Like bees to wildflowers, Swindon Borough Council is hoping to attract some of the love other councils have got for their verges.

Earlier this summer a tweet about the roadsides in Rotherham, planted with annual wildflowers by the local council went viral with thousands of people expressing their admiration for the planting of eight miles of verges.

With Greenbridge roundabout in east Swindon similarly planted and providing a riot of colour for weeks this year, bosses at Euclid Street says it wants to take it further.

Leader of the Conservative administration David Renard said: "Swindon Conservatives have led on green issues for the last decade and ensured the council is leading the way.

"Our Clean and Green campaign is trying to galvanise the passion that local residents have for the environment so that we can all love where we live. The importance of wildflower-rich road verges has been well documented and we are committed to improving our verges for nature, bringing benefits for wildlife, for us and for future generations.

“The Conservatives want to see wildflower meadows, verges and roundabouts across the town. Greenbridge roundabout has been a success and we want to see more happen.

“We must take the best lessons from other councils, like Rotherham, and not be afraid to apply them to improve our town. If the council can save money too then all the better.”
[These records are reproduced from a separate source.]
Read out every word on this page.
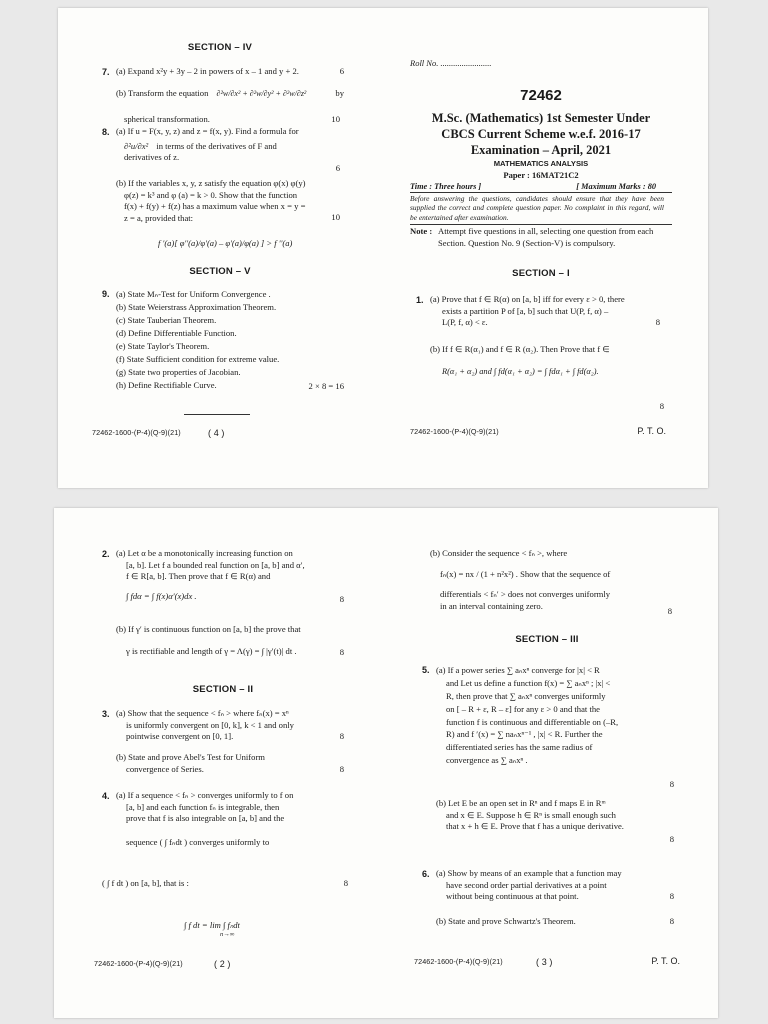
SECTION – IV
7. (a) Expand x²y + 3y – 2 in powers of x – 1 and y + 2.	6
(b) Transform the equation ∂²w/∂x² + ∂²w/∂y² + ∂²w/∂z²	by
spherical transformation.	10
8. (a) If u = F(x, y, z) and z = f(x, y). Find a formula for
∂²u/∂x² in terms of the derivatives of F and
derivatives of z.
6
(b) If the variables x, y, z satisfy the equation φ(x) φ(y)
φ(z) = k³ and φ (a) = k > 0. Show that the function
f(x) + f(y) + f(z) has a maximum value when x = y =
z = a, provided that:	10
f ′(a)[ φ′′(a)/φ′(a) – φ′(a)/φ(a) ] > f ′′(a)
SECTION – V
9. (a) State Mₙ-Test for Uniform Convergence .
(b) State Weierstrass Approximation Theorem.
(c) State Tauberian Theorem.
(d) Define Differentiable Function.
(e) State Taylor's Theorem.
(f) State Sufficient condition for extreme value.
(g) State two properties of Jacobian.
(h) Define Rectifiable Curve.	2 × 8 = 16
72462-1600-(P-4)(Q-9)(21)	( 4 )
Roll No. ........................
72462
M.Sc. (Mathematics) 1st Semester Under
CBCS Current Scheme w.e.f. 2016-17
Examination – April, 2021
MATHEMATICS ANALYSIS
Paper : 16MAT21C2
Time : Three hours ]	[ Maximum Marks : 80
Before answering the questions, candidates should ensure that they have been supplied the correct and complete question paper. No complaint in this regard, will be entertained after examination.
Note : Attempt five questions in all, selecting one question from each Section. Question No. 9 (Section-V) is compulsory.
SECTION – I
1. (a) Prove that f ∈ R(α) on [a, b] iff for every ε > 0, there
exists a partition P of [a, b] such that U(P, f, α) –
L(P, f, α) < ε.	8
(b) If f ∈ R(α₁) and f ∈ R (α₂). Then Prove that f ∈
R(α₁ + α₂) and ∫ fd(α₁ + α₂) = ∫ fdα₁ + ∫ fd(α₂).
8
72462-1600-(P-4)(Q-9)(21)	P. T. O.
2. (a) Let α be a monotonically increasing function on
[a, b]. Let f a bounded real function on [a, b] and α′,
f ∈ R[a, b]. Then prove that f ∈ R(α) and
∫ fdα = ∫ f(x)α′(x)dx .	8
(b) If γ′ is continuous function on [a, b] the prove that
γ is rectifiable and length of γ = Λ(γ) = ∫ |γ′(t)| dt .	8
SECTION – II
3. (a) Show that the sequence < fₙ > where fₙ(x) = xⁿ
is uniformly convergent on [0, k], k < 1 and only
pointwise convergent on [0, 1].	8
(b) State and prove Abel's Test for Uniform
convergence of Series.	8
4. (a) If a sequence < fₙ > converges uniformly to f on
[a, b] and each function fₙ is integrable, then
prove that f is also integrable on [a, b] and the
sequence ( ∫ fₙdt ) converges uniformly to
( ∫ f dt ) on [a, b], that is :	8
∫ f dt = lim ∫ fₙdt
n→∞
72462-1600-(P-4)(Q-9)(21)	( 2 )
(b) Consider the sequence < fₙ >, where
fₙ(x) = nx / (1 + n²x²) . Show that the sequence of
differentials < fₙ′ > does not converges uniformly
in an interval containing zero.
8
SECTION – III
5. (a) If a power series ∑ aₙxⁿ converge for |x| < R
and Let us define a function f(x) = ∑ aₙxⁿ ; |x| <
R, then prove that ∑ aₙxⁿ converges uniformly
on [ – R + ε, R – ε] for any ε > 0 and that the
function f is continuous and differentiable on (–R,
R) and f ′(x) = ∑ naₙxⁿ⁻¹ , |x| < R. Further the
differentiated series has the same radius of
convergence as ∑ aₙxⁿ .
8
(b) Let E be an open set in Rⁿ and f maps E in Rᵐ
and x ∈ E. Suppose h ∈ Rⁿ is small enough such
that x + h ∈ E. Prove that f has a unique derivative.
8
6. (a) Show by means of an example that a function may
have second order partial derivatives at a point
without being continuous at that point.	8
(b) State and prove Schwartz's Theorem.	8
72462-1600-(P-4)(Q-9)(21)	( 3 )	P. T. O.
Savings can be found in planting annual wildflowers along verges and on roundabouts as they are not mown as often. Although the very edge of Greenbridge has been kept short, in order to not obscure the lights used there.

The initiative meets with the approval of Wiltshire Wildlife Trust’ the charity’s chief executive officer Dr Gary Mantle, who said: “Roadside verges are a vital habitat for some of our most-loved and important species, and particularly for wildflowers and pollinators such as bees and butterflies.

“ Provided the vegetation does not cause a hazard for vehicles, cyclists or pedestrians, leaving roadside verges to grow and flower (or at least cutting them on a less frequent basis) can help threatened species to recover, increase biodiversity, reduce local authorities’ costs, and make our roadsides more attractive.”